Ausgeprägte Trockenphasen stellen zwar nicht grundsätzlich ein Problem für die Rebe dar, denn sie ist ein genügsamer Organismus. Doch wenn in den entscheidenden Wachstumsphasen zu großer Wasserstress herrscht, wirkt sich dies negativ auf die Qualität und auf die Erntemenge aus. Auch ein Zuviel an Wasser zum falschen Zeitpunkt führt zu verminderter Traubenqualität.  Zudem ist angesichts der drohenden Verknappung der Ressource Wasser in vielen Gebieten eine Bewässerung nicht nachhaltig möglich. Für ein ökologisches Qualitätsmanagment im Weinbau ist eine optimierte Wasserwirtschaft daher von größter Wichtigkeit. Das Gleichgewicht zu finden, ist eine anspruchsvolle Aufgabe, da dieses von unzähligen, in der folgenden Abbildung dargestellten Faktoren beeinflusst wird (Abb.1).
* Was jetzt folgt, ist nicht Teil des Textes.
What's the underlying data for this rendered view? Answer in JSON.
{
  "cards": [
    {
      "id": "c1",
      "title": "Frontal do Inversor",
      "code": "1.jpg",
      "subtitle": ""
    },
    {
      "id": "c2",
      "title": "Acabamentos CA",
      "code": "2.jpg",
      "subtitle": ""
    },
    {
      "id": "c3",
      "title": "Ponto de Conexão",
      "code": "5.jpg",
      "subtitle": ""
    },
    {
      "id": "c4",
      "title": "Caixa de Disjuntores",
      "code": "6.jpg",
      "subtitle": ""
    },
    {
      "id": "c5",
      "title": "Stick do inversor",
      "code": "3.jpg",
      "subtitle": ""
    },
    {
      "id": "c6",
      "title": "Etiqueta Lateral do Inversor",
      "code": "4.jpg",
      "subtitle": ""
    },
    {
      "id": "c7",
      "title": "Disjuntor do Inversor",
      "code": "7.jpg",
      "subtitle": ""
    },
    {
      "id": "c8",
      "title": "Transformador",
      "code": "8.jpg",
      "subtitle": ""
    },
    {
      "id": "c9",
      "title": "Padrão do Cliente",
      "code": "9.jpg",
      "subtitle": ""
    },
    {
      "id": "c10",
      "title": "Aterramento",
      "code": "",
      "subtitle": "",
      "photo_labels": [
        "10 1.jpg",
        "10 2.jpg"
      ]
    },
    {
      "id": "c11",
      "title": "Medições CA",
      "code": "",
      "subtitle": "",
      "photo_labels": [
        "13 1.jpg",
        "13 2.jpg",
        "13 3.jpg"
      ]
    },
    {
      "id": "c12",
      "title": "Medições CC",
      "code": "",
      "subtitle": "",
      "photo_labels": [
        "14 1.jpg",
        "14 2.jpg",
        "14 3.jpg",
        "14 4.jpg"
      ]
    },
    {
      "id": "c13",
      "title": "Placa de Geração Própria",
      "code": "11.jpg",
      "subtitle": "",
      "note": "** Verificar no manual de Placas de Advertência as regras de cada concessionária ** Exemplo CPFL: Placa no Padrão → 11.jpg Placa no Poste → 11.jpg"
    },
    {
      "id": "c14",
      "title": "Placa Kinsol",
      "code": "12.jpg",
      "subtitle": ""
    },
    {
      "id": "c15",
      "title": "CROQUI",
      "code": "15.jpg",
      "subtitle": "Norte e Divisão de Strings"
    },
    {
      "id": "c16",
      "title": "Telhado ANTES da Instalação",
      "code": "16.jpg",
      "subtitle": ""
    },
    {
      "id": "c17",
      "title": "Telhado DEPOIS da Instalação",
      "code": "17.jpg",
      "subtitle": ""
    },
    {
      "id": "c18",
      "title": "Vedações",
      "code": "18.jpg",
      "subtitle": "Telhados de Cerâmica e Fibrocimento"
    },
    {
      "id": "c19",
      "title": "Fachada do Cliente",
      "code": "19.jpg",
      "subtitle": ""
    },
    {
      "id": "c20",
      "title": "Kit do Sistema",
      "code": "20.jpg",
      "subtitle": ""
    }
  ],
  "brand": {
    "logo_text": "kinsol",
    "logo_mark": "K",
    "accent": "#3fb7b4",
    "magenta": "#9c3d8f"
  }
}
Abb.1 Der Wasserhaushalt im Weinberg wird durch zahlreiche Faktoren beeinflusst

Wasser als Motor pflanzlichen Wachstums

Wasser übernimmt in der Rebe wie in allen Pflanzen eine Vielzahl von Funktionen und stellt auch mengenmäßig das wichtigste Molekül dar. So enthält beispielsweise das grüne Pflanzengewebe meist 80 - 90 % Wasser. Die wässrige Lösung im Pflanzengewebe sorgt für die Regulierung des Zelldrucks (Turgor), der wiederum die Stabilität von unverholzten Pflanzenteilen wie Blättern oder Stengeln aufrecht erhält. Bei Wachstumsprozessen ist neben der Zellteilung oftmals auch die Vergrößerung der Zellen durch Wasseraufnahme beteiligt. Dies gilt insbesondere für die Weinbeere und andere saftreiche Früchte. Praktisch alle Stoffwechselprozesse der Rebe laufen im Wasser des Zellplasmas ab. Wasser ist darüber hinaus direkt bei chemischen Reaktionen in der Pflanze beteiligt, so auch beim Prozess der Photosynthese, bei der mit der Hilfe von Sonnenlicht und Wasser Kohlendioxid zu Zucker aufgebaut wird. Der Sauerstoff, welcher durch die Pflanzen ausgestoßen wird, stammt also ursprünglich aus Wassermolekülen und nicht, wie man annehmen könnte, aus dem CO2.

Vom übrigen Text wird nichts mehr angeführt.